また、「アジア太平洋におけるこのポジティブな投資機運は2017年も変わらず、良好な景気が投資家の関心を刺激し、各国の投資家から、アジア太平洋地域、またグローバルな投資家に至るまで、近代的な商業不動産への需要を押し上げるでしょう。しかしながら、世界経済における不確実性を背景に、新しいマーケットへ挑戦する投資家もいる一方で、コア資産のグローバル分散投資戦略が依然支持を得ると見られます。」とも述べています。


日本投資市場


日本の投資市場で過去2年にも渡る売却物件の少なさは、本年も続くと予想されます。国内のコア市場は国内と海外の資金で溢れ、多くの投資家が資金展開に苦戦しています。更に、金融緩和維持によって容易となるリファイナンスがこれに拍車をかけており、所有者は売却のプレッシャーを感じていません。衰えぬ投資意欲と不動産をめぐる熾烈な競争環境の中、投資家は独創的な投資アプローチを拡大していかざるを得ません。

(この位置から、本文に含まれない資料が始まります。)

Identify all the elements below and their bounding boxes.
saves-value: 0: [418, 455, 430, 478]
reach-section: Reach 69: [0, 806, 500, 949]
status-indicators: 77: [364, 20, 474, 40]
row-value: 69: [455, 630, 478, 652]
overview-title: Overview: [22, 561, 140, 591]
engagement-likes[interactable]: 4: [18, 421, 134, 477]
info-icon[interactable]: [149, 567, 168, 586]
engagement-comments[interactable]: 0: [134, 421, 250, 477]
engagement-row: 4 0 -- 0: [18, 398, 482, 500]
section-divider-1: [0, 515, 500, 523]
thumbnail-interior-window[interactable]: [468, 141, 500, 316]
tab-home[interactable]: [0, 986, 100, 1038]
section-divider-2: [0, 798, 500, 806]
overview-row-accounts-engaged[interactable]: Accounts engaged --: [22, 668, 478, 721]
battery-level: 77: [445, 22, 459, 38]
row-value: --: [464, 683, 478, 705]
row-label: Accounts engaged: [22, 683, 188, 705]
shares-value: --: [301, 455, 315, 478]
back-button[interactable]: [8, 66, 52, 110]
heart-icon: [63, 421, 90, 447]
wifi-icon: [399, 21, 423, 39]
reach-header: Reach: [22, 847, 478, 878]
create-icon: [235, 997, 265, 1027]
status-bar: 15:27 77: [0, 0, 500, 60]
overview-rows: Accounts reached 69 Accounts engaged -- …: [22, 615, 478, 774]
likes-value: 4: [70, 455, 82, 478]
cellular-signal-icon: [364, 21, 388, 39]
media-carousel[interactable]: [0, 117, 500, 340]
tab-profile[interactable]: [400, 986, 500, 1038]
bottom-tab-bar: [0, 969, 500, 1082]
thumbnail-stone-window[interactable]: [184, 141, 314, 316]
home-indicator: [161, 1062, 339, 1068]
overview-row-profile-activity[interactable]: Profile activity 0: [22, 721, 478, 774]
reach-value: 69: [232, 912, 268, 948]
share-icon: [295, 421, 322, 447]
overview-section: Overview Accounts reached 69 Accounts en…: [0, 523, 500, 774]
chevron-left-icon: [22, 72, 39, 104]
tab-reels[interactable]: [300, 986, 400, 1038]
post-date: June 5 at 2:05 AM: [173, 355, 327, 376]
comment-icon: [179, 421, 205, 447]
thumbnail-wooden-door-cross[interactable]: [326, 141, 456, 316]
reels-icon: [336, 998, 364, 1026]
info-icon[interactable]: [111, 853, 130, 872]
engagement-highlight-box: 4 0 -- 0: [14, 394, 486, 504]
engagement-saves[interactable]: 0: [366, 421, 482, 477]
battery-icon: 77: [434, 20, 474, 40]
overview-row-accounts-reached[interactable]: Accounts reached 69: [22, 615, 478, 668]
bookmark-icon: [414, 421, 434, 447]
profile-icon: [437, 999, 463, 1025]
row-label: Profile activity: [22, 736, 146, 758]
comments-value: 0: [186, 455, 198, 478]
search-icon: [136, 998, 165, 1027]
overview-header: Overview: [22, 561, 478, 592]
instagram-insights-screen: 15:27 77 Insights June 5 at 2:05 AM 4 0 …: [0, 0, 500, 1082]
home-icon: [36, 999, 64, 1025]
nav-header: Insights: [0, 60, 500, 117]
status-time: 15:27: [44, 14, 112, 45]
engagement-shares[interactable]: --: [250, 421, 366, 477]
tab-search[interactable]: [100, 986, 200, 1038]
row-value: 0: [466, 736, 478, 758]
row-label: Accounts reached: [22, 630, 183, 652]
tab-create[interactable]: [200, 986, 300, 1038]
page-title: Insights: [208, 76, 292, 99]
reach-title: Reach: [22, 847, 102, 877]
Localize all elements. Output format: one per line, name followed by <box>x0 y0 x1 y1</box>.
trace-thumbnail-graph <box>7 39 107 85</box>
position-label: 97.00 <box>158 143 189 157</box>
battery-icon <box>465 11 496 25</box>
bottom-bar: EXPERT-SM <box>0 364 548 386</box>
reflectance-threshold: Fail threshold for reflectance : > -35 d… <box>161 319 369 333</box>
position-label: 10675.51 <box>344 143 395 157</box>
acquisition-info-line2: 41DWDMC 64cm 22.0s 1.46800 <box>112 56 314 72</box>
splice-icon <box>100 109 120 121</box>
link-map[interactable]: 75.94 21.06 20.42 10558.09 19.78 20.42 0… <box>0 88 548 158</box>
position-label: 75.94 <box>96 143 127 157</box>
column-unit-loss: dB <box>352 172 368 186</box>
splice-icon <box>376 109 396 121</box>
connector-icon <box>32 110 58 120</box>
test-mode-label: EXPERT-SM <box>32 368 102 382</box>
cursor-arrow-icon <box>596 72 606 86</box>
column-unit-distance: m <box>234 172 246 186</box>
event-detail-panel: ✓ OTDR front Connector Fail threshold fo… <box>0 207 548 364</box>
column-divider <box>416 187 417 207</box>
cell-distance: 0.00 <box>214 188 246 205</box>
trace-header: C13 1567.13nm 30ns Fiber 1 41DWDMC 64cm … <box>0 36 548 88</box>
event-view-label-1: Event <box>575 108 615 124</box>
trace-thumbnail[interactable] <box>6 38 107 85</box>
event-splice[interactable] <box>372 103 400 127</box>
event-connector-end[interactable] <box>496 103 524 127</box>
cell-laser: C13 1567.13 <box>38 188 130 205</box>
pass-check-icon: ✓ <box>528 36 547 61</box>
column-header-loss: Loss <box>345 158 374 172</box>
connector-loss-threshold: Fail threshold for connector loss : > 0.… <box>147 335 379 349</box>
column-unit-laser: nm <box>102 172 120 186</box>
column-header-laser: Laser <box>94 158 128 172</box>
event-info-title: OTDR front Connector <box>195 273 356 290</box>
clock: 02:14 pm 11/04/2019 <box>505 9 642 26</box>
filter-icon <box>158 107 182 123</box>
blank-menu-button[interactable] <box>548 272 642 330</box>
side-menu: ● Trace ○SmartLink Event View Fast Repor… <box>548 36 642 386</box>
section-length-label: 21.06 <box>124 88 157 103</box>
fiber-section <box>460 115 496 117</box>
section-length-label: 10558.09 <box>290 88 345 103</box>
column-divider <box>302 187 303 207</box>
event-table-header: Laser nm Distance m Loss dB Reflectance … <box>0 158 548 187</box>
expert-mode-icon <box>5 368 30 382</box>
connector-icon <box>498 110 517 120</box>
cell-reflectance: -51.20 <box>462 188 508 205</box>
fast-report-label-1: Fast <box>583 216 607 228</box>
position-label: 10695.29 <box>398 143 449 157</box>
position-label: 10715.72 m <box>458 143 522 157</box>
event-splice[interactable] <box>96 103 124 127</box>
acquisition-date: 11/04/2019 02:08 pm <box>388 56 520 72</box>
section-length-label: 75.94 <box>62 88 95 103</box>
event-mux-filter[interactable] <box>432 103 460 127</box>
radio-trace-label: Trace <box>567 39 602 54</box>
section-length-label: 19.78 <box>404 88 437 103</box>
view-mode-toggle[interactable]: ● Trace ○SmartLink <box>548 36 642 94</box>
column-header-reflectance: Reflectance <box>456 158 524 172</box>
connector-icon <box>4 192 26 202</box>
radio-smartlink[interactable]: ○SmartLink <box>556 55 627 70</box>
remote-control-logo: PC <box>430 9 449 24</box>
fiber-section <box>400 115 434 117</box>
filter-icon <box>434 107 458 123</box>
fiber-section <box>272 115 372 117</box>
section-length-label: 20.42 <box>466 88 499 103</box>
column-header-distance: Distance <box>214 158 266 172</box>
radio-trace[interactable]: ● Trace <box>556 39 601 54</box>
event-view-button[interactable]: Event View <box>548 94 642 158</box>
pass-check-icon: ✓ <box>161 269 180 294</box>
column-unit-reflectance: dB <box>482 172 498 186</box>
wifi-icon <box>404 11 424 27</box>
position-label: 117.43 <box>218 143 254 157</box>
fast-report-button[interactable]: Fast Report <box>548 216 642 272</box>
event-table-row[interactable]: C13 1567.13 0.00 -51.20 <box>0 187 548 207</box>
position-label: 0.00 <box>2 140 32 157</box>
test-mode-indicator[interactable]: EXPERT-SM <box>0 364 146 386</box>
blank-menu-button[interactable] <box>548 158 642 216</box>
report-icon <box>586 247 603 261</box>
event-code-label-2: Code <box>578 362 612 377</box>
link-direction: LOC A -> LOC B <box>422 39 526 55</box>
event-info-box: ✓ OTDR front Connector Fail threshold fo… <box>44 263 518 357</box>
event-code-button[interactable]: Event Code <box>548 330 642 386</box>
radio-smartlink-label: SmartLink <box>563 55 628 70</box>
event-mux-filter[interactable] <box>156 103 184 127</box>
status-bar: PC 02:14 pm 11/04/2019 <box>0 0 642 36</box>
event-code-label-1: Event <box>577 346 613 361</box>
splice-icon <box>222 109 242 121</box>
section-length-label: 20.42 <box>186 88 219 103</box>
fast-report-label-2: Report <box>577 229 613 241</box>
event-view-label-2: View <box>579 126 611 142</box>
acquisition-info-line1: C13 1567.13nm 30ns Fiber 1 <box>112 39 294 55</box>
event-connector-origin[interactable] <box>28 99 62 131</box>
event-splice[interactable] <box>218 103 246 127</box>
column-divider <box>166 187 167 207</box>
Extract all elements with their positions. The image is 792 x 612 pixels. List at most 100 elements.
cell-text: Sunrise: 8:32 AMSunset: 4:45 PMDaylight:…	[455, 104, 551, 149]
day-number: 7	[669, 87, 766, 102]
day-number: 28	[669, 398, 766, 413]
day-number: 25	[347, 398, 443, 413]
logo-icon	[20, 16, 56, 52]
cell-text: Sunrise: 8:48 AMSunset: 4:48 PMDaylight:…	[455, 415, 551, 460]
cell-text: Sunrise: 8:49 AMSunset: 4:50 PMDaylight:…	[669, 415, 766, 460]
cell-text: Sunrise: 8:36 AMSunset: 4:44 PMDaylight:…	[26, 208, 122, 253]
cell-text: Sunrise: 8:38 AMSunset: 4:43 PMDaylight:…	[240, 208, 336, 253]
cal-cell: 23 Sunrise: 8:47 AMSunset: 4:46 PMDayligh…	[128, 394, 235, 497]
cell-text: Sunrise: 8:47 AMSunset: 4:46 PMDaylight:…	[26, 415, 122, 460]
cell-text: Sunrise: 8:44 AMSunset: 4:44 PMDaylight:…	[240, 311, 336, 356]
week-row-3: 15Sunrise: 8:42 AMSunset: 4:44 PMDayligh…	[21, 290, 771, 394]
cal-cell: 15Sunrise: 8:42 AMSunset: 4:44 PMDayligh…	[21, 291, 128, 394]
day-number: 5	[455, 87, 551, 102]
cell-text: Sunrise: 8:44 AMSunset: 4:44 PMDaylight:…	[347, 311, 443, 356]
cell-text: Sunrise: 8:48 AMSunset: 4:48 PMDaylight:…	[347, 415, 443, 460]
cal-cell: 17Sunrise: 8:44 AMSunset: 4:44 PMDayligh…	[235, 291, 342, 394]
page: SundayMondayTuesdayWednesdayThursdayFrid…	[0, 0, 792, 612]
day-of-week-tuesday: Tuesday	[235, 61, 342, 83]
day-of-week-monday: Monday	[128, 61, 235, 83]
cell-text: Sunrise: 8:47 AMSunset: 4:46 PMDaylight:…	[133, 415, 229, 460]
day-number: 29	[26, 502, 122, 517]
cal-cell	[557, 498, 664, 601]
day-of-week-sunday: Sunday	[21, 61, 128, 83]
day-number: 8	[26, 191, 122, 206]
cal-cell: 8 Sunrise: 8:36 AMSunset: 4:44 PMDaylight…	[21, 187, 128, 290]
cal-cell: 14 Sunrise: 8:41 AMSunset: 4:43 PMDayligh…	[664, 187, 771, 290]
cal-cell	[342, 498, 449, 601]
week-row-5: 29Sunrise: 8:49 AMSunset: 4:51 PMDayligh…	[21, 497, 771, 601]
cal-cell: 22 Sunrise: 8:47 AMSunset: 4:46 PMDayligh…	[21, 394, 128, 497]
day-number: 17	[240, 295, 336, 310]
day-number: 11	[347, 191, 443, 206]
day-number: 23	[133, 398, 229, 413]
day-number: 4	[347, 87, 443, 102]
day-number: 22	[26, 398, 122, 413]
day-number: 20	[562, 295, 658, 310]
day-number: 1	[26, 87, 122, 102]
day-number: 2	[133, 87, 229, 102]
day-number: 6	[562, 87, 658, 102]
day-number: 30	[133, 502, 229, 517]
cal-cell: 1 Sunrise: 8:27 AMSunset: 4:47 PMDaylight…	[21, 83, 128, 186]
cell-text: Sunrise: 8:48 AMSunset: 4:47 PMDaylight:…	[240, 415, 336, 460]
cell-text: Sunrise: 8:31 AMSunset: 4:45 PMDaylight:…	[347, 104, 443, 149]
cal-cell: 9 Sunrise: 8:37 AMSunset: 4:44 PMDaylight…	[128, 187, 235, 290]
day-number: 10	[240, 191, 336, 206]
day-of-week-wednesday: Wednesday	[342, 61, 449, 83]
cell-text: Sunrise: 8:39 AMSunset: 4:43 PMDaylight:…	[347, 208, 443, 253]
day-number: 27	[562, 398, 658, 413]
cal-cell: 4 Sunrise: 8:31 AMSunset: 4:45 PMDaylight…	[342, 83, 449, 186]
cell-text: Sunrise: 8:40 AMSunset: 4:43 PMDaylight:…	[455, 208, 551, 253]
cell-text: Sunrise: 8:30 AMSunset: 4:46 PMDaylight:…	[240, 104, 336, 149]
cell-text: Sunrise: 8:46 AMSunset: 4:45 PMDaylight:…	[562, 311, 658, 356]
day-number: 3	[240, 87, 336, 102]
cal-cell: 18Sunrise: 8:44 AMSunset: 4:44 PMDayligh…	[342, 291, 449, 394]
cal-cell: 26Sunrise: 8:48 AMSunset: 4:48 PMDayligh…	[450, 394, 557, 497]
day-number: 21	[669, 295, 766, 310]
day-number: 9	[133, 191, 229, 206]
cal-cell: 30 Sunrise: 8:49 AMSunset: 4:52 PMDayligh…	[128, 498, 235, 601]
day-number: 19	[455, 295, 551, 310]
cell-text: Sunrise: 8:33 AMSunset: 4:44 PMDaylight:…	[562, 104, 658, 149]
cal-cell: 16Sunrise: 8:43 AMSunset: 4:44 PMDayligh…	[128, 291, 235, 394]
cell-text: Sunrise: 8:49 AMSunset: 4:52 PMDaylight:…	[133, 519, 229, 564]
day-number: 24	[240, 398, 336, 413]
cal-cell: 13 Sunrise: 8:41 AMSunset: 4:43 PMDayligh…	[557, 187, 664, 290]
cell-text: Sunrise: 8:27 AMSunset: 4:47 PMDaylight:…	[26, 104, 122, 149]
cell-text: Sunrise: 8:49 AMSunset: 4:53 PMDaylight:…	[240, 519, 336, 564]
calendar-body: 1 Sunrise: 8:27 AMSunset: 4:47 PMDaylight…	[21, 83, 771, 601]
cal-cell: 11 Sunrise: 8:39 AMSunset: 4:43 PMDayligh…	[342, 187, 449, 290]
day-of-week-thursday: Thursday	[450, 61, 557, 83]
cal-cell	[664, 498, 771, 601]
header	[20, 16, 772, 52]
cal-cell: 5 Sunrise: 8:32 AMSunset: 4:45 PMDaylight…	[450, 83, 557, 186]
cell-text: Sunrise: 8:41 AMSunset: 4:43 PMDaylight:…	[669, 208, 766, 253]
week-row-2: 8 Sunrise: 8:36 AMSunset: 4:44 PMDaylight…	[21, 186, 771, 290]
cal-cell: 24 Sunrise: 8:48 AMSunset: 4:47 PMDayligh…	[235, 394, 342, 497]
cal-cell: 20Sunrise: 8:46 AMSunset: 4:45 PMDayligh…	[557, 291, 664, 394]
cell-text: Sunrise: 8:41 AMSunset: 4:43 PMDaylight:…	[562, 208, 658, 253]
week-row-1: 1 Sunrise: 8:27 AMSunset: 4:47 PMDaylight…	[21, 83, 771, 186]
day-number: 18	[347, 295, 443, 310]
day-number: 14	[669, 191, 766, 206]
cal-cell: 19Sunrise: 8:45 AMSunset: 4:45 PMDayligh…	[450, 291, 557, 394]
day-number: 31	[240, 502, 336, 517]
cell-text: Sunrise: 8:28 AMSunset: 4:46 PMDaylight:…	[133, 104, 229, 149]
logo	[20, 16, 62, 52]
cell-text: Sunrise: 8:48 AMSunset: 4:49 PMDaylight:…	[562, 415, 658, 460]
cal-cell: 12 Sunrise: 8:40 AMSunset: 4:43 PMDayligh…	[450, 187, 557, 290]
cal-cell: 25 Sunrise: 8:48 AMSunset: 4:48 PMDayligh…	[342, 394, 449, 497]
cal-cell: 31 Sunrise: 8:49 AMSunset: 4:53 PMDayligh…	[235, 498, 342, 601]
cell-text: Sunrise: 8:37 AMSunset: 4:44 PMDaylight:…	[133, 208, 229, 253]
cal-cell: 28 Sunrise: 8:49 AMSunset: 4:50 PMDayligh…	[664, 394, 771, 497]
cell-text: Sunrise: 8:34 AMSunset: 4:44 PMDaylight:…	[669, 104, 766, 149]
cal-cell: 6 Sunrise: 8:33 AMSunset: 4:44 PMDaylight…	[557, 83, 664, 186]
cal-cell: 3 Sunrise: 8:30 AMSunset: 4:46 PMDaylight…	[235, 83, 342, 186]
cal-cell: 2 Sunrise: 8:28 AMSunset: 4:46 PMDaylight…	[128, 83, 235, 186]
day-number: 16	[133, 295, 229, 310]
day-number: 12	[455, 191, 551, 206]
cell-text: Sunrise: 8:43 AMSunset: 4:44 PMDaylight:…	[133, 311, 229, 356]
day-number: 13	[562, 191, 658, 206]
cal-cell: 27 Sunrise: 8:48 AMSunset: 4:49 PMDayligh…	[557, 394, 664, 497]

クッシュマン・アンド・ウェイクフィールドの鈴木英晃(日本リサーチ、ディレクター)は、バリューアッド/オポチュニスティック投資が資金展開には向いており、さらに他の投資家のコア選好を出口として考えられるため有用な戦術であると考えています。


「コア資産の強い需要がある一方で、コア資産そのものを作り出す誰かが必要です。例えば、バリューアッド/オポチュニスティック・プレイヤーや、投資家自身が投資戦略にバリューアッド戦術を取り入れて強化するなどです。安定資産を追求しマーケット取引の主役となっているJ-REITも今ではバリューアッド戦術を立てているところもあります。彼らは、ブリッジファンドを活用し安定化が必要な資産を仕入れ、問題解決後にリートに取り入れる手法をとっています。コア投資家にとっても長期的な投資戦略の一環としてバリューアッド戦術を検討する時期に来ているのではないでしょうか。」とも述べています。


新しい投資セグメントや投資スタイルの世界的な関心の高まりと同様、日本では人口動態が投資のテーマへとなりうるでしょう。国レベルでの出生率低下とは対照的に、人口の増加を続けている首都東京は、既存のコアエリアから、成長ストーリーを描くより小さいサブマーケットをも飲み込んでいく事でしょう。加えて、データセンターといったオルタナティブセクターが、更なる好機をもたらすと考えられます。